June 21, 2012 (San Diego) -- Weight loss surgery can improve or eliminate diabetes-related kidney disease in obese diabetic people, researchers reported here at the annual meeting of the American Society for Metabolic & Bariatric Surgery.

Poor control of blood sugar increases the risk of kidney disease or damage, known as diabetic nephropathy.

Bariatric surgery had better than expected results on these kidney problems, says researcher Philip R. Schauer, MD, director of advanced laparoscopic and bariatric surgery at Cleveland Clinic, where the study was conducted.

"We expected it to improve or just slow down [the kidney disease]," he tells WebMD. "Surprisingly, a significant percent of patients who had diabetic nephropathy actually had remission."

In the study of 52 patients, over one-third had diabetic nephropathy before the surgery, says researcher Helen M. Heneghan, MD, a bariatric surgery fellow at Cleveland Clinic who presented the findings.

Five years after the surgery, the kidney disease resolved in 58% of these patients, Heneghan says.

In addition, five years after the surgery, 44% of the patients had remission of their diabetes and one-third had improvement, she says.

''This study needs to be validated," Schauer tells WebMD. However, he says the results make sense.

There is now convincing evidence that weight loss surgery can improve blood sugar control in those with diabetes, he says.

"It makes sense if we can control the blood sugar more effectively, we can control kidney problems as well," he says.

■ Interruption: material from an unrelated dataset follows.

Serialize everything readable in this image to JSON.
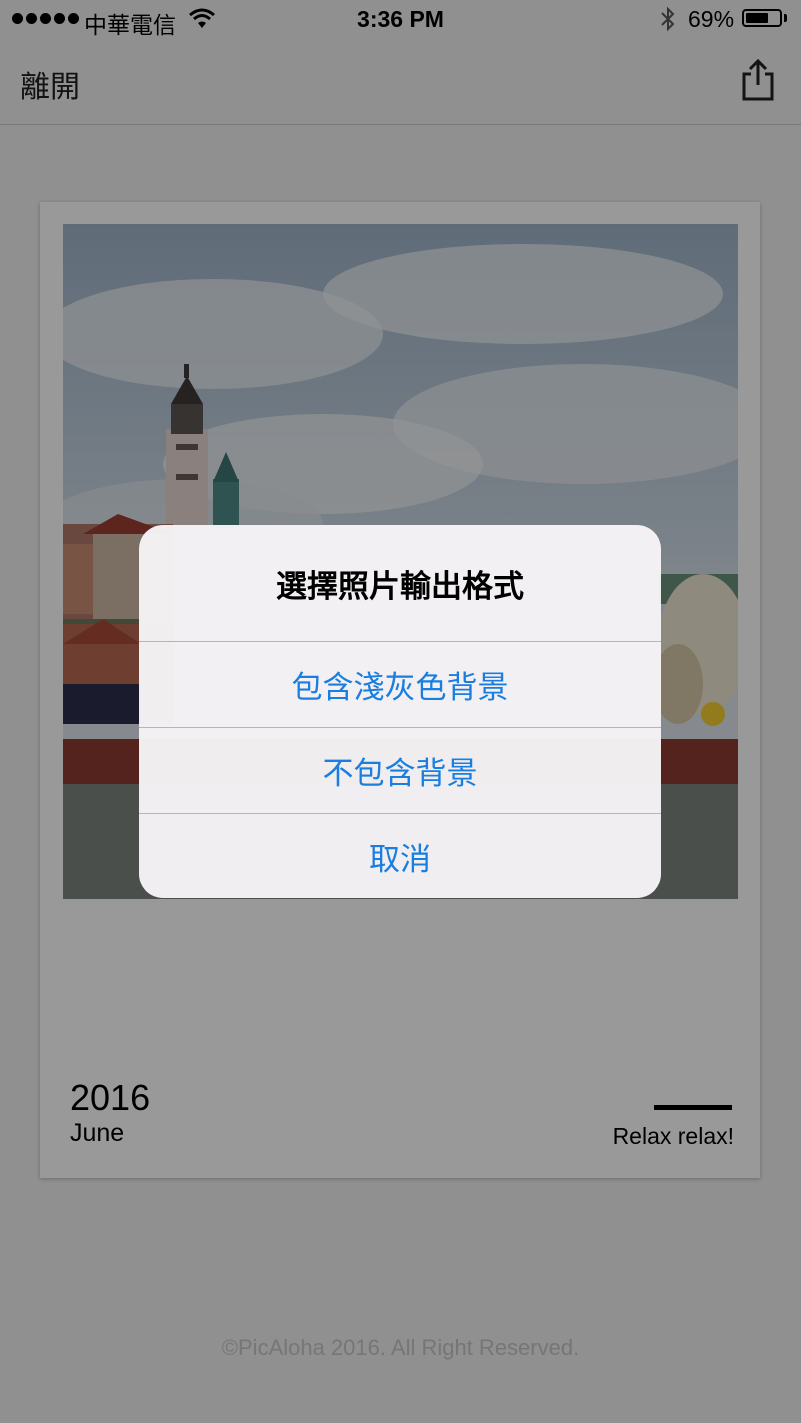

Weight Loss Surgery & Kidney Disease: Study Details

The 52 patients had been diagnosed with type 2 diabetes for an average of nearly nine years. Their body mass index or BMI before surgery averaged 49 (a BMI of 30 or more is considered obese).

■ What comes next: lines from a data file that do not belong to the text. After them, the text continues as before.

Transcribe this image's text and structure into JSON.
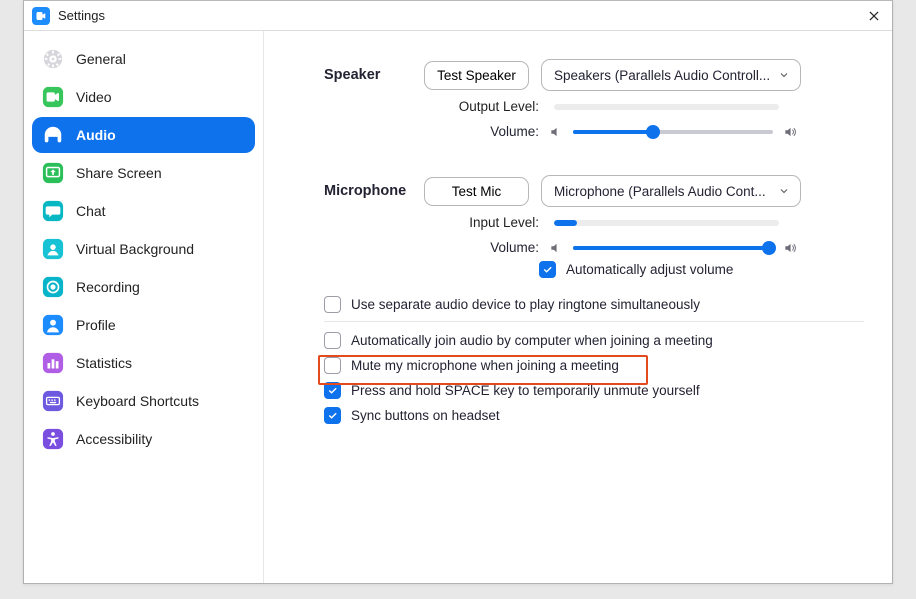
{
  "window": {
    "title": "Settings"
  },
  "sidebar": {
    "items": [
      {
        "label": "General"
      },
      {
        "label": "Video"
      },
      {
        "label": "Audio"
      },
      {
        "label": "Share Screen"
      },
      {
        "label": "Chat"
      },
      {
        "label": "Virtual Background"
      },
      {
        "label": "Recording"
      },
      {
        "label": "Profile"
      },
      {
        "label": "Statistics"
      },
      {
        "label": "Keyboard Shortcuts"
      },
      {
        "label": "Accessibility"
      }
    ],
    "active_index": 2
  },
  "speaker": {
    "section_label": "Speaker",
    "test_label": "Test Speaker",
    "device": "Speakers (Parallels Audio Controll...",
    "output_level_label": "Output Level:",
    "volume_label": "Volume:",
    "output_level_pct": 0,
    "volume_pct": 40
  },
  "microphone": {
    "section_label": "Microphone",
    "test_label": "Test Mic",
    "device": "Microphone (Parallels Audio Cont...",
    "input_level_label": "Input Level:",
    "volume_label": "Volume:",
    "input_level_pct": 10,
    "volume_pct": 98,
    "auto_adjust_label": "Automatically adjust volume",
    "auto_adjust_checked": true
  },
  "options": {
    "separate_ringtone": {
      "label": "Use separate audio device to play ringtone simultaneously",
      "checked": false
    },
    "auto_join_audio": {
      "label": "Automatically join audio by computer when joining a meeting",
      "checked": false
    },
    "mute_on_join": {
      "label": "Mute my microphone when joining a meeting",
      "checked": false
    },
    "space_unmute": {
      "label": "Press and hold SPACE key to temporarily unmute yourself",
      "checked": true
    },
    "sync_headset": {
      "label": "Sync buttons on headset",
      "checked": true
    }
  }
}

Most patients had gastric bypass surgery. A surgeon creates a stomach pouch out of a small portion of the stomach and attaches it to the small intestine. A large part of the stomach and some of the small intestine are bypassed.

While 37% had diabetic nephropathy at the study start, the others were also at risk, statistics suggest.

Of the patients who didn't have nephropathy at the start, one-quarter did develop albuminuria, in which too much protein is found in the urine. This reflects kidney disease or other problems.